21 thoughts on “Spooktoberfest Special: Halloween Havoc!

  1. Yeah, I don’t know what was up with that. But now that it’s back up, here’s parts one, two and three of the look at this monstrosity. As a bonus, click the “Wrestlecomics” tag for the Steve Ditko WWF series from the same time.

    I’m glad I wasn’t the only one to catch the fact that Sting and his mirror don’t match up. Notice that his face paint doesn’t match up either. And that same issue has a couple panels where Rick Rude has white hair and no mustache.

    I love the WCW comic. It’s awful on so many levels. Where else can you see humanitarian Mick Foley threatening cancer patients?

  2. (Holds up left hand) Comics = mostly good.
    (Holds up right hand) Pro wrestling = mostly good

    (Smacks hands together) Comics + Pro wrestling = godawful unholy union that should never see light of day again.

    Cheers,
    Mal

  3. If everybody has their shirts off, why doesn’t anyone have nipples? Does the WCW cut them off in some kind of hazing ritual?

  4. You know, I could almost forgive the fact that the expression of his face in the mirror doesn’t match his actual expression — as if, you know, it was some kind of externalization of his inner turmoil or something.

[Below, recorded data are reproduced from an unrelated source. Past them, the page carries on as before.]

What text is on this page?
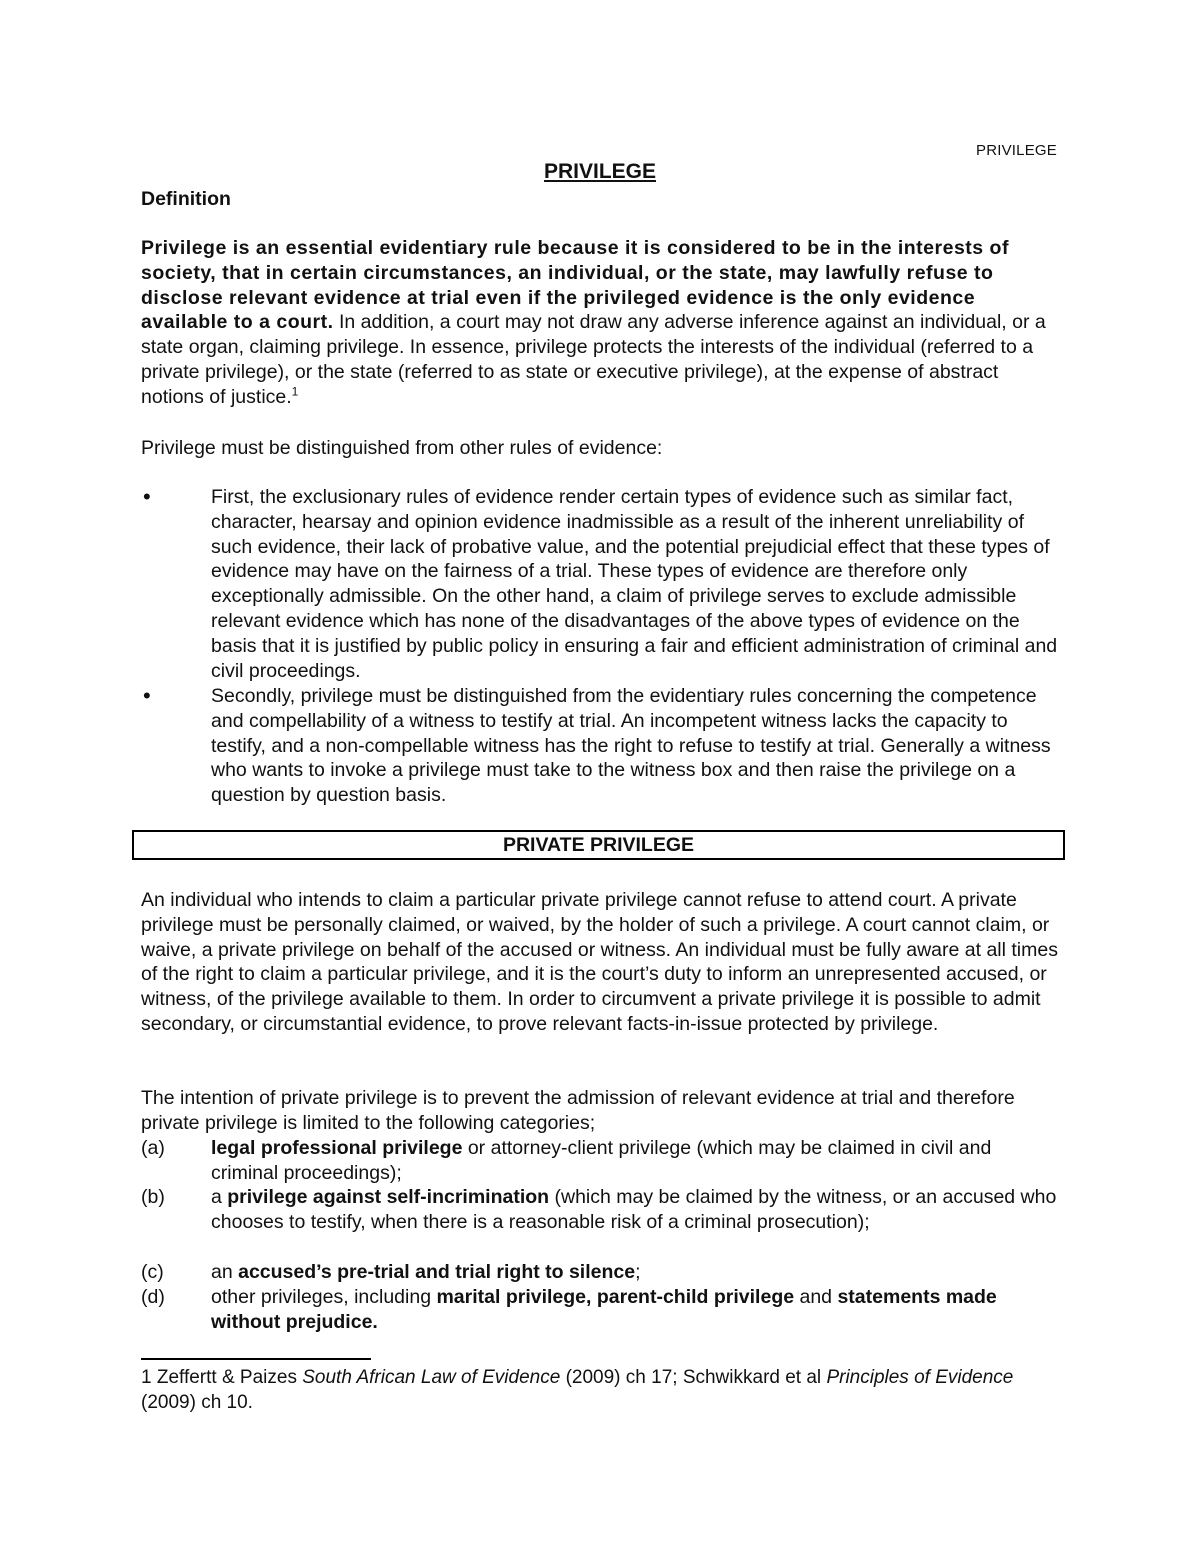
PRIVILEGE
PRIVILEGE
Definition
Privilege is an essential evidentiary rule because it is considered to be in the interests of society, that in certain circumstances, an individual, or the state, may lawfully refuse to disclose relevant evidence at trial even if the privileged evidence is the only evidence available to a court. In addition, a court may not draw any adverse inference against an individual, or a state organ, claiming privilege. In essence, privilege protects the interests of the individual (referred to a private privilege), or the state (referred to as state or executive privilege), at the expense of abstract notions of justice.$^1$
Privilege must be distinguished from other rules of evidence:
•	First, the exclusionary rules of evidence render certain types of evidence such as similar fact, character, hearsay and opinion evidence inadmissible as a result of the inherent unreliability of such evidence, their lack of probative value, and the potential prejudicial effect that these types of evidence may have on the fairness of a trial. These types of evidence are therefore only exceptionally admissible. On the other hand, a claim of privilege serves to exclude admissible relevant evidence which has none of the disadvantages of the above types of evidence on the basis that it is justified by public policy in ensuring a fair and efficient administration of criminal and civil proceedings.
•	Secondly, privilege must be distinguished from the evidentiary rules concerning the competence and compellability of a witness to testify at trial. An incompetent witness lacks the capacity to testify, and a non-compellable witness has the right to refuse to testify at trial. Generally a witness who wants to invoke a privilege must take to the witness box and then raise the privilege on a question by question basis.
PRIVATE PRIVILEGE
An individual who intends to claim a particular private privilege cannot refuse to attend court. A private privilege must be personally claimed, or waived, by the holder of such a privilege. A court cannot claim, or waive, a private privilege on behalf of the accused or witness. An individual must be fully aware at all times of the right to claim a particular privilege, and it is the court’s duty to inform an unrepresented accused, or witness, of the privilege available to them. In order to circumvent a private privilege it is possible to admit secondary, or circumstantial evidence, to prove relevant facts-in-issue protected by privilege.
The intention of private privilege is to prevent the admission of relevant evidence at trial and therefore private privilege is limited to the following categories;
(a) legal professional privilege or attorney-client privilege (which may be claimed in civil and criminal proceedings);
(b) a privilege against self-incrimination (which may be claimed by the witness, or an accused who chooses to testify, when there is a reasonable risk of a criminal prosecution);
(c) an accused’s pre-trial and trial right to silence;
(d) other privileges, including marital privilege, parent-child privilege and statements made without prejudice.
1 Zeffertt & Paizes South African Law of Evidence (2009) ch 17; Schwikkard et al Principles of Evidence (2009) ch 10.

    But then I noticed that the angular C-shape on his forehead isn’t reversed in the mirror at all. And now I think we’re dealing with two guys here, and the yellow-and-brown one is yelling silently on the other side of security glass, like a teller at a check-cashing place.

    That’s totally two different guys.

  5. Perhaps that’s the mirror that the Ultimate Warrior would use many years later to freak the hell out of the NWO-era Hulk Hogan.

  6. Was there a sequence in the book where the Black Stinger went back in time and haunted himself in the past by turning people into wildcats and cutting promos with bad voice modulation?

  7. Sad thing is…Ron Wilson can actually… y’know… DRAW (usually).

    However, this was produced during the 90’s when EVERY artist, no matter HOW much of a veteran they were, was under guidelines to draw like Rob Leifeld.

    I STILL feel badly for HERB TRIMPE, who was forced to make craptastic Leifeld-like artwork for a paycheck.

    Oh. And the 2-expressions panel.
    THAT is GENIUS!
    Now you have the before and after reaction shots in ONE panel.
    On the left “before”…then as you pan over to the right in the mirror we see the IMMEDIATE “reaction shot”.

    In the comics of today, that change of expression ALONE would be about 2 pages of “decompressed” storytelling.

    ~P~
    P-TOR

  8. A random thought:

    This whole thing reminds me of “Barton Fink.”

    Recap: Prize-winning 1940s playwright Barton Fink is hired by a Hollywood studio to be a writer for the movin’ pitchers. He writes political kitchen-sink dramas. His first assignment from the studio head: a wrestling picture.

    (Other nonsense follows, involving a severed head and John Goodman running down a flaming hallway while brandishing a shotgun and yelling “I’ll show you the life of the mind!” Good movie.)

    Marvel should have done the “Barton Fink” thang: hire Alan Moore to write a pro wrestling comic.

    Succeed or fail (probably fail), it would have been a damned interesting comic.

  9. I agree with the Barton Fink theory, but I think we should all admit that had this could have a helluva lot better had it starred Hacksaw Jim Duggan.

  10. “Ravishing Rick Rude.”

    I’ve spent the last ten minutes trying to come up with a bon mot about this truly dazzling choice of monikor, but all I an come up with is: BWAHAHAHAHAHAHAHAHAHAHAHAHAHAHAHAHAHAHAHAHAHAHAHAHAHAAHAHAHAHAHAHAHAHAHAHAHAHH.

    There. I feel better.

  11. And then they made up for it years later w/ the Chyna comic book. *sigh* Chyna . . .

  12. This is pretty much a throw back for me. But back in those days, wrestling seem so much more like fun and truly entertaining. Nowadays the stories are just nothing but recycle ideas of plots.

    As to the comic…well, I drop Marvel two years after that comic was publish. I remenber seeing the series but didn’t bother to pick it up.

    It’s been almost 8 years since I’ve watch any TV wrestling. Guess, that’s two things I left behind in the 90’s. Marvel and Wrestling.